Striding the catwalk like a pro, coat slung over one shoulder and with a saucy glance at the ladies, he had them eating out of his hand. He walked off with the prize for the Most Appropriately Dressed Man.
"I'm a former racehorse trainer so I used to go to Cheltenham a lot," he said, explaining his elegant tweed coat, beige trousers and hat.
"Fabulous," declared Celia.
Gillian Kelleher from Millstreet, Co Cork, also ticked off everything on Celia's list, winning Best Dressed Woman, in a Zara jacket, Dunnes Stores polo neck, trousers and red patent boots, red hat and red leather gloves.
She had got into the final of the competition last year together with her mother, who subsequently passed away six weeks later. Entering again this year had been "a little emotional" but she felt that she should do it, she said.

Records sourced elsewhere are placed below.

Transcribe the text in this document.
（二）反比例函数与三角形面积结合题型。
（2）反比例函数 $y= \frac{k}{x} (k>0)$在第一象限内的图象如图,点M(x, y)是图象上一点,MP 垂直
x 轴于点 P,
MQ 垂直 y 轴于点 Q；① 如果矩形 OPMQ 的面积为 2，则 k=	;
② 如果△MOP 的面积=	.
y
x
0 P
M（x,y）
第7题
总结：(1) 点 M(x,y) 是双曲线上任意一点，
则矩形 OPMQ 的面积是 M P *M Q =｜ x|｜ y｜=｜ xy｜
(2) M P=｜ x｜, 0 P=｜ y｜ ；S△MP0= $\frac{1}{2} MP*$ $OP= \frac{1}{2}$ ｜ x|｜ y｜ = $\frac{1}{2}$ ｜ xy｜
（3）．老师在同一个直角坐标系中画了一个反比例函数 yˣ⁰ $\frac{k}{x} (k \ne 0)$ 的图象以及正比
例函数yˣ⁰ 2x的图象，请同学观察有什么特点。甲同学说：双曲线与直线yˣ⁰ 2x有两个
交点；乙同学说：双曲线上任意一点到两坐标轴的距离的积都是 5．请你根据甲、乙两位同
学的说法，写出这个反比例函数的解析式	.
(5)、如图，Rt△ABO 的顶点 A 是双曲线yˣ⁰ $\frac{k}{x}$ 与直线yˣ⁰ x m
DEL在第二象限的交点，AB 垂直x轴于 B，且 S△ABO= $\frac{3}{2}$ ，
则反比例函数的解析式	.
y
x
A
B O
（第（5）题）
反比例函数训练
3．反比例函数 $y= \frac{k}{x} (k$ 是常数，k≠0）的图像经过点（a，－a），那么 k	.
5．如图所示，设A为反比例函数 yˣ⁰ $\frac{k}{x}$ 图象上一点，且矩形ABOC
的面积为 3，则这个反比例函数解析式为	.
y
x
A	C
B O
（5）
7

"It's the way I usually dress anyway," she said, adding that she hadn't bought anything new for the occasion but was delighted with the prize of a €1,000 holiday voucher.
Appropriate dress for people is all very well at the ploughing -- but appropriate attire for cars in the form of wheel chains were more of a pressing need. Vehicle after vehicle sank despairingly, wheels churning helplessly in the mud yesterday evening as people tried to leave the car parks and tempers became frayed.
Yes, there was certainly a lot of mud.
Teenagers were bathing in the stuff, relishing in the squelchiness -- until it was time to go home and they worried whether the bus driver would still be willing to take them on board.
Cael Colfer (6) from Ballyanne, New Ross, was also delightedly wallowing -- and right under the nose of his mother, Pauline too. "There comes a point when you have to just accept it," she said, resignedly.
At the Macra na Feirme tent, a flash mob had assembled, to raise awareness for mental health.
The only problem was, they broke a cardinal rule by telling people that they were a flash mob. Still, as they broke into 'Walking on Sunshine' and let off their red balloons, they couldn't help but brighten people's spirits.